Site web : www.sosrosarno.org
Produits : agrumes, huile d'olive, conserves. La plupart des produits de notre gamme proviennent de ces producteur·ices.
SOS ROSARNO – DES PRODUITS où QUALITÉ rime avec SOLIDARITÉ.
Tous·tes les producteur·ices sont des petit·es agriculteur·ices, qu'iels soient indépendant·es ou membres de coopératives. Iels emploient de manière permanente les travailleur·euses engagé·es pour la récolte, dont plus de 50 % sont des personnes issues de l'immigration. Iels font partie du circuito della solidarietà con gli africani di Rosarno (cercle de solidarité avec les Africain·es de Rosarno) et, en raison de l'échec total de la politique d'immigration de l'État, ne peuvent subvenir à leurs besoins les plus élémentaires que grâce au soutien d'organisations de la société civile. C'est pourquoi une partie du prix de tous les produits est affectée au financement de projets qui défendent les droits des travailleur·euses agricoles, ainsi qu'à des projets alternatifs en Italie et à l'étranger visant à promouvoir la souveraineté alimentaire et l'autodétermination des communautés locales.

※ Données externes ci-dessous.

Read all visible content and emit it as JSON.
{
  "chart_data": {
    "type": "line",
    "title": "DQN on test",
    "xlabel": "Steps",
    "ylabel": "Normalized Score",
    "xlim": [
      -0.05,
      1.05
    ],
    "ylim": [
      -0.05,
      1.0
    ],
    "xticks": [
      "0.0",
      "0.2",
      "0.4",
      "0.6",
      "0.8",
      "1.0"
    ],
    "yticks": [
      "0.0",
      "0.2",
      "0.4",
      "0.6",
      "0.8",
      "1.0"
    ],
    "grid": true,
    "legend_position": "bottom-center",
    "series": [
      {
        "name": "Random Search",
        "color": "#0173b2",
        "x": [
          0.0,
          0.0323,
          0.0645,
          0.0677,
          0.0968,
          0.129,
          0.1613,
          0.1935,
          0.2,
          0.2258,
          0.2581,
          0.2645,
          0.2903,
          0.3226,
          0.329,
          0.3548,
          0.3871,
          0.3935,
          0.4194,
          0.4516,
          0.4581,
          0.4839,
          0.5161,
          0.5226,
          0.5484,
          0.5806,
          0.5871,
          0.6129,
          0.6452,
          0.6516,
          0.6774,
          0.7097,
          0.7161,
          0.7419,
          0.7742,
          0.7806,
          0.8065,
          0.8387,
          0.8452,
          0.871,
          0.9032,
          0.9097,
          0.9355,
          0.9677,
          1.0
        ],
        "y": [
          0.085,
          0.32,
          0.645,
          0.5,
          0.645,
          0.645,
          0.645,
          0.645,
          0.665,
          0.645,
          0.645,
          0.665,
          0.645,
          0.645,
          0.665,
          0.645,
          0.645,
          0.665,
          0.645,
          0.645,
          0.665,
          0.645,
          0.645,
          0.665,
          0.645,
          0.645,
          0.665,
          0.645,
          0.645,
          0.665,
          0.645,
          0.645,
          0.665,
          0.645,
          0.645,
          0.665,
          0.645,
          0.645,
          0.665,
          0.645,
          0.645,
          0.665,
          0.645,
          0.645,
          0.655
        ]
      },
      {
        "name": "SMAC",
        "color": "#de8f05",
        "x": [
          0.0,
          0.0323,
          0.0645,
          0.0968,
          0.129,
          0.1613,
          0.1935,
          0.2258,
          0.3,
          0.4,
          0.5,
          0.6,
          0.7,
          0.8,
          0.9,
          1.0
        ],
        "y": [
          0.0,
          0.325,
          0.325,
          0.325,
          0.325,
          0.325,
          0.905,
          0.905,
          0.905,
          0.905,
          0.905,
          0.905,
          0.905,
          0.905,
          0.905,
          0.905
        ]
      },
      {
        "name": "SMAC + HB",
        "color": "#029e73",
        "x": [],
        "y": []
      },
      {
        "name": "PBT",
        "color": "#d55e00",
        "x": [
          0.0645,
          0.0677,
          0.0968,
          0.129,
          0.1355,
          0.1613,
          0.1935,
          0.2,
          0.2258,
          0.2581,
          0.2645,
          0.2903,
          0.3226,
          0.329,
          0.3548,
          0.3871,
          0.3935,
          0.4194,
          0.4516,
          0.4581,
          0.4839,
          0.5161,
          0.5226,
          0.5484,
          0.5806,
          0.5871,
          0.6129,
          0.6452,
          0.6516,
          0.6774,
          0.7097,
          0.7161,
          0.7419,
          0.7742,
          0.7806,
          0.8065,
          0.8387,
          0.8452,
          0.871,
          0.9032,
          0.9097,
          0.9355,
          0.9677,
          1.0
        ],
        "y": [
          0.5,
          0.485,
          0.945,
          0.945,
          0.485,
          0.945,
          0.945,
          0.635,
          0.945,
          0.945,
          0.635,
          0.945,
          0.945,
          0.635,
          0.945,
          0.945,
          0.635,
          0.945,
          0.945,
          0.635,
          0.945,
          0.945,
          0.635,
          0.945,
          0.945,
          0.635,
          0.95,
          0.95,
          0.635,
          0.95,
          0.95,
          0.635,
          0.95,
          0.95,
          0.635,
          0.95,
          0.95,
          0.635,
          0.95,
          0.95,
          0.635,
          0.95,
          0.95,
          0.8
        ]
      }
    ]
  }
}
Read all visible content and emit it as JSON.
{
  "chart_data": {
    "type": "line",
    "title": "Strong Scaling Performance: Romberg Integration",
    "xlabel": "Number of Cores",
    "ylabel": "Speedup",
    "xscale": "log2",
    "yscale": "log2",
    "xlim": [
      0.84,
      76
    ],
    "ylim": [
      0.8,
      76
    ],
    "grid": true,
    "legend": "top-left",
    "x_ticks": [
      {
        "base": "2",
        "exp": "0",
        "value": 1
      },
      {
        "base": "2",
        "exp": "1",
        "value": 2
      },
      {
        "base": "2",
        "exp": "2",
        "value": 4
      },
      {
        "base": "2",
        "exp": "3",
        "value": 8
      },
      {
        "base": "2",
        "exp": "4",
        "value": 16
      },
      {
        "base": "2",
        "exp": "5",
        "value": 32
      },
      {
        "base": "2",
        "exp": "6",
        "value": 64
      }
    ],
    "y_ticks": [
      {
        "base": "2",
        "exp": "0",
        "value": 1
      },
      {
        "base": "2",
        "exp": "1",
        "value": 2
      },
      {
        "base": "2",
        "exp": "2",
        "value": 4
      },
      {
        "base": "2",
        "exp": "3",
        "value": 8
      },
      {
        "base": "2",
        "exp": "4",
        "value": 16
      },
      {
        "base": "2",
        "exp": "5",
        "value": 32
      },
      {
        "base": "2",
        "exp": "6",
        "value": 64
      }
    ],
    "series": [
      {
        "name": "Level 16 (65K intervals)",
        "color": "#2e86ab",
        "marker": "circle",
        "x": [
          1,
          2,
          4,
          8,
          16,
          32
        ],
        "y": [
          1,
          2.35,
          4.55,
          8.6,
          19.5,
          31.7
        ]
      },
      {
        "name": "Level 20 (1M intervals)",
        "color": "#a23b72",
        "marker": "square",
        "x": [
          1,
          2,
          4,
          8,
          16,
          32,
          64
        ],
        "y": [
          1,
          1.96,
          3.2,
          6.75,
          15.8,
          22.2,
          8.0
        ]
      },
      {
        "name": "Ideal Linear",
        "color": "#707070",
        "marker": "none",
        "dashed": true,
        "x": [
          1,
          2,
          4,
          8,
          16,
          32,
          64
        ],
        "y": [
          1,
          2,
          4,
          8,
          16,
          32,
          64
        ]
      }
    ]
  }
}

Nous sommes ici pour saluer les ami·es qui nous ont rejoints au cours des deux années d'existence de SOS Rosarno, pour accueillir les nouveaux venu·es et pour inviter d'autres personnes à se joindre à la fête. Cela peut paraître étrange, mais c'est dans cet esprit que nous travaillons jour après jour. Au cœur des contradictions les plus vives d'une région difficile (la partie la plus pauvre de l'Italie), aux côtés et en collaboration avec les plus démuni·es parmi les démuni·es, qui viennent ici à la recherche d'un emploi. Et qui y trouvent l'exploitation. Notre méthode ? Répondre à la souffrance en créant de l’espoir et des opportunités. La souffrance d’un territoire peu développé et dégradé, la plaine de Gioia Tauro en particulier, et toute la Calabre et le sud de l’Italie en général. Ici, avec la crise, le chômage augmente deux fois plus vite qu’en Italie du Nord et l’émigration atteint à nouveau les niveaux d’après-guerre… La souffrance de milliers de personnes qui viennent d’Afrique et d’Europe de l’Est, car c’est ici, dans ces limbes, qu’on peut trouver refuge quand la crise chasse les plus faibles. C’est ici que les travailleur·euses migrant·es issus des circuits de production les plus développés, ou celleux que l’on qualifie d’illégaux·ales simplement parce qu’iels n’ont pas de papiers, trouvent une chance de survie grâce au travail au noir. Et c’est précisément là que nous intervenons, en réunissant les plus faibles entre elleux afin qu’iels découvrent à quel point iels peuvent devenir forts une fois uni·es.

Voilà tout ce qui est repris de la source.